Y sin decir más, tomó Pinocho la vela, y adelantándose para alumbrar el camino, dijo a su padre:
-¡Sígueme, Y no tengas miedo!
Hicieron de este modo una buena caminata, atravesando todo el estómago del dragón. Pero al llegar al sitio donde empezaba la espaciosa garganta del monstruo, se detuvieron para echar una ojeada y escoger el momento más oportuno para la fuga.
Pues, señor, como el dragón, viejo ya y padeciendo de asma y de palpitaciones al corazón, tenía que dormir con la boca abierta, acercándose más y mirando hacia arriba, pudo Pinocho ver por fuera de aquella enorme boca abierta un buen pedazo de cielo estrellado y el resplandor de la Luna.
-¡Esta es la gran ocasión para escaparnos! -dijo Pinocho en voz baja a su padre -.
El dragón duerme como un lirón: el mar esta tranquilo, y se ve como si fuera de día. ¡Ven, ven, papito, y verás como dentro de poco estamos en salvo!
Dicho y hecho. Con mucho cuidado salieron de la garganta del monstruo, y al llegar a su inmensa boca siguieron andando muy despacio, de puntillas, lengua, que era tan larga y tan ancha como un paseo. Y ya estaban para dar un salto y arrojarse a nado en el mar, cuando al dragón se le ocurre estornudar, y en el estornudo dio una sacudida tan violenta, que Pinocho y Gepeto fueron lanzados hacia adentro, y se encontraron otra vez en el estómago del monstruo ¡Claro! ¡La vela se apagó, y padre e hijo se quedaron a oscuras!

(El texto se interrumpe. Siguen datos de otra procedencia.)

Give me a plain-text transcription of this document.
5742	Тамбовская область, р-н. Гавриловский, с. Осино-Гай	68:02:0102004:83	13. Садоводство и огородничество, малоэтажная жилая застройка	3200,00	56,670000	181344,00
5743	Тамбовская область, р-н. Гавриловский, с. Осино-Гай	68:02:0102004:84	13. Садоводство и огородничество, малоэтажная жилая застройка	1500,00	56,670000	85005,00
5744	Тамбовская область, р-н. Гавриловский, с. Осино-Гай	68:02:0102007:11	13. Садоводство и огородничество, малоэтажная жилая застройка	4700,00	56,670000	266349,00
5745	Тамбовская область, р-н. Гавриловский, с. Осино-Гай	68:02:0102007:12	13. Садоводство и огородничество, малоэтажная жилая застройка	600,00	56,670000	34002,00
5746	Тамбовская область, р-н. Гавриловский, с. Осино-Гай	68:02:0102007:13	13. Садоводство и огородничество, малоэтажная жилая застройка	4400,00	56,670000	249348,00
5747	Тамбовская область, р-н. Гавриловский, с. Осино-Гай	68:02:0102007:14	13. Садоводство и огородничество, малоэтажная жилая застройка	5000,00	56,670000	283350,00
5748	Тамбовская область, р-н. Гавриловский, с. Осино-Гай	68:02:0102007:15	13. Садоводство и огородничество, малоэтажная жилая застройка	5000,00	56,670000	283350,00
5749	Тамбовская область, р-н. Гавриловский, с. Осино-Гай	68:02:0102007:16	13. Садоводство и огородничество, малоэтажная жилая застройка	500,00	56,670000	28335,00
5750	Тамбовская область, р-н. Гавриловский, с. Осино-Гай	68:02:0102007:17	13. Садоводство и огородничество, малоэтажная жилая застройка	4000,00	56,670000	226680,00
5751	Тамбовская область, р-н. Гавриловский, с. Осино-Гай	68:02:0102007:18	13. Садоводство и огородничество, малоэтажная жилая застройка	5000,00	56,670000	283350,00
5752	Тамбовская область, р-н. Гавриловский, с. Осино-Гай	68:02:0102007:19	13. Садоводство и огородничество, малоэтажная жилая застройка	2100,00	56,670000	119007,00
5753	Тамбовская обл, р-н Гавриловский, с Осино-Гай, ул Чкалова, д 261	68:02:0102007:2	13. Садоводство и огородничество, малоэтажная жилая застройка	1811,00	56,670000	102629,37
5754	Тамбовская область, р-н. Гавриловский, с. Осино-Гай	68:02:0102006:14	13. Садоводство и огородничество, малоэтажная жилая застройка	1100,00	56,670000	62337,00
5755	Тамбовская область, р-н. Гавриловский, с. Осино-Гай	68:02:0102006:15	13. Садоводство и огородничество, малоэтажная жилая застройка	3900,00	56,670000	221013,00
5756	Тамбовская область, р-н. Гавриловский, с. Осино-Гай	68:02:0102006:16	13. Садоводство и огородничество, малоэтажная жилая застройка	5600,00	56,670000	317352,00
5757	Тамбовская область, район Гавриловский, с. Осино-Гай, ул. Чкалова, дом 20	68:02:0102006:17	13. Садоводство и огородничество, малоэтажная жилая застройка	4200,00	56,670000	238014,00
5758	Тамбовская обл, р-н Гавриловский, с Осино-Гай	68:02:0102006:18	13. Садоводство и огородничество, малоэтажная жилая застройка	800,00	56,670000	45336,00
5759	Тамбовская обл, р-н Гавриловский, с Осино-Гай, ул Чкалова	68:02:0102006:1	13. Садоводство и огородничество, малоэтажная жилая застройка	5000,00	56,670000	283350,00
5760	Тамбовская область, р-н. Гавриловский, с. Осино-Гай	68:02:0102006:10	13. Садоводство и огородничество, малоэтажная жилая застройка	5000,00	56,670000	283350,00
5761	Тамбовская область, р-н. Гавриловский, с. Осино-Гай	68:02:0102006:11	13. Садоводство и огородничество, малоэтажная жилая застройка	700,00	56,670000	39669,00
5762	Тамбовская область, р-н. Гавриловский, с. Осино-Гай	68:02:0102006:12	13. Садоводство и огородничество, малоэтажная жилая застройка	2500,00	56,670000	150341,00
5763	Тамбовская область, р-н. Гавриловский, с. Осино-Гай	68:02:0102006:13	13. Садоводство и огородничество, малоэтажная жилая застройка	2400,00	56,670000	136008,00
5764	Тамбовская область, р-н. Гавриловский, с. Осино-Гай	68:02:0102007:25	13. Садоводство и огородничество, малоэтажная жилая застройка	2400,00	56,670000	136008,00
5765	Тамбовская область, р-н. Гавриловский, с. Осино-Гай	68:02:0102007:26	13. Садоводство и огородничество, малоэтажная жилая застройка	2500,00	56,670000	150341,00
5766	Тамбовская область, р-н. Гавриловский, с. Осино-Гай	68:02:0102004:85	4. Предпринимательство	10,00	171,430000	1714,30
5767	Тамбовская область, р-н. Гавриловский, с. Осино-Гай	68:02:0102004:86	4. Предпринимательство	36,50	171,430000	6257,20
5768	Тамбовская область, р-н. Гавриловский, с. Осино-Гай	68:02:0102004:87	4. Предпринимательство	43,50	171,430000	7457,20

-¡Esto sí que es bueno! -dijo Pinocho malhumorado.
¿Lo ves, hijo, lo ves? Ahora, ¿qué hacemos?
¿Qué hacemos? ¡Toma! ¡Ya verás! Dame la mano, y procura no escurrirte.
-¿Dónde quieres ir?
-Pues a empezar de nuevo. Ven conmigo, y no tengas miedo.

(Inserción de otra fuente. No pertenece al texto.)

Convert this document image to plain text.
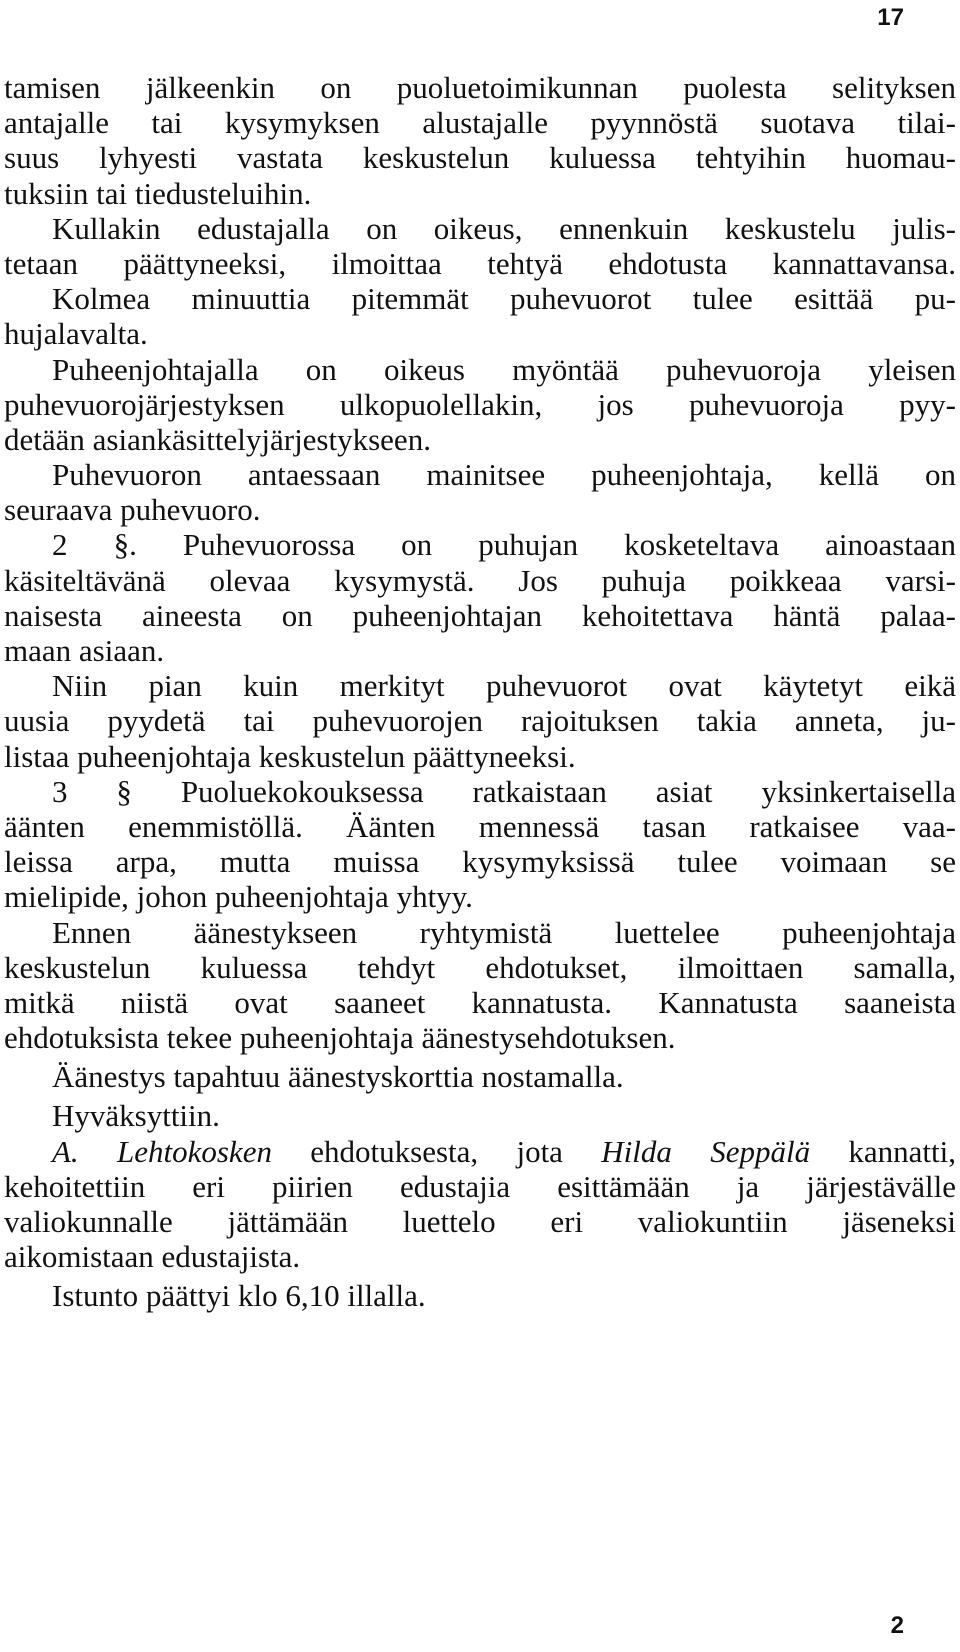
17
tamisen jälkeenkin on puoluetoimikunnan puolesta selityksen
antajalle tai kysymyksen alustajalle pyynnöstä suotava tilai-
suus lyhyesti vastata keskustelun kuluessa tehtyihin huomau-
tuksiin tai tiedusteluihin.
Kullakin edustajalla on oikeus, ennenkuin keskustelu julis-
tetaan päättyneeksi, ilmoittaa tehtyä ehdotusta kannattavansa.
Kolmea minuuttia pitemmät puhevuorot tulee esittää pu-
hujalavalta.
Puheenjohtajalla on oikeus myöntää puhevuoroja yleisen
puhevuorojärjestyksen ulkopuolellakin, jos puhevuoroja pyy-
detään asiankäsittelyjärjestykseen.
Puhevuoron antaessaan mainitsee puheenjohtaja, kellä on
seuraava puhevuoro.
2 §. Puhevuorossa on puhujan kosketeltava ainoastaan
käsiteltävänä olevaa kysymystä. Jos puhuja poikkeaa varsi-
naisesta aineesta on puheenjohtajan kehoitettava häntä palaa-
maan asiaan.
Niin pian kuin merkityt puhevuorot ovat käytetyt eikä
uusia pyydetä tai puhevuorojen rajoituksen takia anneta, ju-
listaa puheenjohtaja keskustelun päättyneeksi.
3 § Puoluekokouksessa ratkaistaan asiat yksinkertaisella
äänten enemmistöllä. Äänten mennessä tasan ratkaisee vaa-
leissa arpa, mutta muissa kysymyksissä tulee voimaan se
mielipide, johon puheenjohtaja yhtyy.
Ennen äänestykseen ryhtymistä luettelee puheenjohtaja
keskustelun kuluessa tehdyt ehdotukset, ilmoittaen samalla,
mitkä niistä ovat saaneet kannatusta. Kannatusta saaneista
ehdotuksista tekee puheenjohtaja äänestysehdotuksen.
Äänestys tapahtuu äänestyskorttia nostamalla.
Hyväksyttiin.
A. Lehtokosken ehdotuksesta, jota Hilda Seppälä kannatti,
kehoitettiin eri piirien edustajia esittämään ja järjestävälle
valiokunnalle jättämään luettelo eri valiokuntiin jäseneksi
aikomistaan edustajista.
Istunto päättyi klo 6,10 illalla.
2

Pinocho tomó la mano de su padre, y andando siempre sobre la punta de los pies, consiguieron llegar otra vez a la garganta del monstruo. Atravesaron toda la lengua, y salvaron las tres filas de dientes. Antes de saltar al agua dijo a su padre el muñeco.
-Monta a caballo sobre mi espalda y agárrate fuerte. ¡Todo lo fuerte que puedas!
De lo demás me encargo yo.
Así lo hizo Gepeto. Y el gran Pinocho, valiente y seguro de sí mismo, se arrojó al agua y empezó a nadar vigorosamente. El mar estaba tranquilo como un lago; la Luna llena esparcía su pálida luz de plata, y el dragón seguía durmiendo con un sueño tan profundo, que no le hubieran despertado cincuenta cañonazos.